Because i got the paper copy and other guides and well using all the tutorials on the site where much more easier to under to stand because it was like they where guiding a child and now that i understand it much more i can use the paper back book more and go to the F1 guide and understand it.


I suggest this because i'm not a good reader when reading i have to read out loud or have someone read it to me while reading it and there might be others like this who just not understand it without many steps involved but once they get use to everything then they won't need all the steps.
I'd recommend for the new guide to help beginner programmers definitions for certain terms. Possibly at the end of the book.
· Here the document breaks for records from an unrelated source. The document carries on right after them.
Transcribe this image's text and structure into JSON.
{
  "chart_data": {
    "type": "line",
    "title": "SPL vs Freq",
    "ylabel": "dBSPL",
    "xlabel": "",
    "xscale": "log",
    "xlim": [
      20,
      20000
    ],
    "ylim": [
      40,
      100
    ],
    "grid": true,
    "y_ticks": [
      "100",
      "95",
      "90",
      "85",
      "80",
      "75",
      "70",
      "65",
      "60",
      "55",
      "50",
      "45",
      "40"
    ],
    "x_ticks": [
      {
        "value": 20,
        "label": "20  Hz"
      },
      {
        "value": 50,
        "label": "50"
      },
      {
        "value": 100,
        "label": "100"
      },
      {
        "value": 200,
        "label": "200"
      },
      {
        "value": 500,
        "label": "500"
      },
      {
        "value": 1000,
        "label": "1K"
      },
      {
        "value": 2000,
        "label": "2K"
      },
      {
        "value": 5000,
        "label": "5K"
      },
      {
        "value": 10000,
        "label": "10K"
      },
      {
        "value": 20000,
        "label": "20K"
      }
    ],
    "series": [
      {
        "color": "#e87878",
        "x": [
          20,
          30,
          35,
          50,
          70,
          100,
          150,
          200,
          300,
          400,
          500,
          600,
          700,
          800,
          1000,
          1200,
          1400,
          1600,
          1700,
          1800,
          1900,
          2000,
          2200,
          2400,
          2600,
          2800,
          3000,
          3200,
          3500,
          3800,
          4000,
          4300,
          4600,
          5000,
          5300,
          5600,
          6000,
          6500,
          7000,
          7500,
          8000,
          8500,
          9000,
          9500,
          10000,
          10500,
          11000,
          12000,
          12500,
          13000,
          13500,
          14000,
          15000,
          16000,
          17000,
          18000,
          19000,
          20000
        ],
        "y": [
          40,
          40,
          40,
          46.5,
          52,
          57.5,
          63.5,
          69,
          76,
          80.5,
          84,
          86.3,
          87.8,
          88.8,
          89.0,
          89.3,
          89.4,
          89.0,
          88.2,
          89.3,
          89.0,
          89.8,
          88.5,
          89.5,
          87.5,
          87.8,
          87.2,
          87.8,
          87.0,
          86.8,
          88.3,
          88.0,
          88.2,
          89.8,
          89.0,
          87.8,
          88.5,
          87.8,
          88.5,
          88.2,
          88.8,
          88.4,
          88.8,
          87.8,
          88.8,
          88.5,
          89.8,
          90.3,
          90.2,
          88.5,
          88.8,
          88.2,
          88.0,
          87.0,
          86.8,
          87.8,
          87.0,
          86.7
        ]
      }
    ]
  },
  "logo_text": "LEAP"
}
Reason being is a lot of new players see the type of stuff experienced programmers write (whether it would be in the developer help or just a BYOND thread) and have no idea what you guys are talking about. It doesn't have to be long, just some idea of what words future programmers should look out for.
http://www.byond.com/forum/?post=2148785

Since most people are interested in RPGs, I'm focusing on a guide on how to do that.

Most of our existing guides cover this material, but they do so poorly and teach bad techniques.